The Master graduate in Materials Science and Engineering
- Can define, model, and break down complex materials engineering problems, as well as choose relevant models and methods, and carry out calculations, finding solutions independently and critically.
- Can develop comprehensive solutions to materials engineering problems, including the ability to develop solutions in an inter-disciplinary context, independently carry out engineering research and development projects, under academic supervision.
- Is able to advance and adapt professionally and develop professional competence on their own initiative.

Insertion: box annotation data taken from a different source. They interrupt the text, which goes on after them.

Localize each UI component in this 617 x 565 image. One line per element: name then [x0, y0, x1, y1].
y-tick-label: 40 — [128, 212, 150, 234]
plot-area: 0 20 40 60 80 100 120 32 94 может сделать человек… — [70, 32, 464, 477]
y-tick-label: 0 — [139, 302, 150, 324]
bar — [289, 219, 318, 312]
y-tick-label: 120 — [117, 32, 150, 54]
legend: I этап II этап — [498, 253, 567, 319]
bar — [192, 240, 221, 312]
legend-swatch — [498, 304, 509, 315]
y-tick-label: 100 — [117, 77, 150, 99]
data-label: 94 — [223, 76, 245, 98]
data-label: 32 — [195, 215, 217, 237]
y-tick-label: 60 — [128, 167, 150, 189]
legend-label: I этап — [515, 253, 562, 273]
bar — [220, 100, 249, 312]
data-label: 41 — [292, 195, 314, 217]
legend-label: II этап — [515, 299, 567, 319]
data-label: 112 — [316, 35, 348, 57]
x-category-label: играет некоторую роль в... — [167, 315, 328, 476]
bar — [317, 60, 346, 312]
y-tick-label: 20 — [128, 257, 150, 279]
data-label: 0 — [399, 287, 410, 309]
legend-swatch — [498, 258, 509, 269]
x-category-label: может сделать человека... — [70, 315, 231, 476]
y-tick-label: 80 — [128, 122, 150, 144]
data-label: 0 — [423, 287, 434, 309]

- Can work with improvement and further development of materials production processes, either individually or in collaboration with a research group
HP1 Sustainable metal production, refining and recycling
S-HP1-1 Can calculate the energy consumption for relevant metallurgic processes and evaluate the reduction of energy consumption and methods for energy recovery
S-HP1-2 Can calculate industrial mass and heat flows in metallurgic industrial processes
S-HP1-3 Can calculate and control the composition of the end products and evaluate energy and environmental impacts on metallurgical industrial processes
HP2 Material Development and Use
S-HP2-1 Can select the right types of materials, joining methods and corrosion prevention measures for different usage and operating conditions
S-HP2-2 Can inspect, investigate and perform relevant experiments and calculations on materials and their properties, independently or in collaboration with a research group, to arrive at a suitable material selection and treatment for specified usage condition
HP3 Functional Materials
S-HP3-1 Can tailor functionality of materials for future applications by selecting suitable preparation techniques.
S-HP3-2 Can analyse and evaluate the relationship between atomic and electronic structure and functional properties for selected functional materials.
S-HP3-3 Can characterize materials with respect to structural and functional properties such as crystal structure, phase transitions, electronic and ionic conductivity, di-, ferro- and piezoelectricity thermal properties and surface properties.
S-HP3-4 Can perform advanced calculations and/or simulation of structure-property relations on multiple length scales for selected functional materials.
HP4 Energy Storage: Batteries and Hydrogen
S-HP4-1 Can calculate thermodynamic properties and apply thermodynamic models to analyse experimental data relevant for energy storage applications.
S-HP4-2 Can determine energy conversion efficiency and basic performance propertiesfor batteries and hydrogen components.
S-HP4-3 Can apply experimental and/or simulation methods to design, synthesise and characterize materials, as well as integrate and test materials in energy storage devices.
S-HP4-4 Can perform and identify experimental characterization techniques relevant for batteries and/or hydrogen components.
The Master graduate in Materials Science and Engineering:
- Understands the role of engineering in a comprehensive societal perspective, has insight into the ethical challenges and considerations concerning sustainable development, has the ability to analyse ethical problems connected to engineering tasks, and contribute to innovation and entrepreneurship opportunities.
- Has the ability to disseminate and communicate engineering problems and/or solutions to specialists and the general public.
- Has the ability to cooperate in an interdisciplinary environment.
- Understands possibilities and limitations of using information and communication technology, including juridical and societal aspects.
Is able to lead and motivate co-workers, as well as have an international perspective on their profession, and develop an ability towards international orientation and cooperation.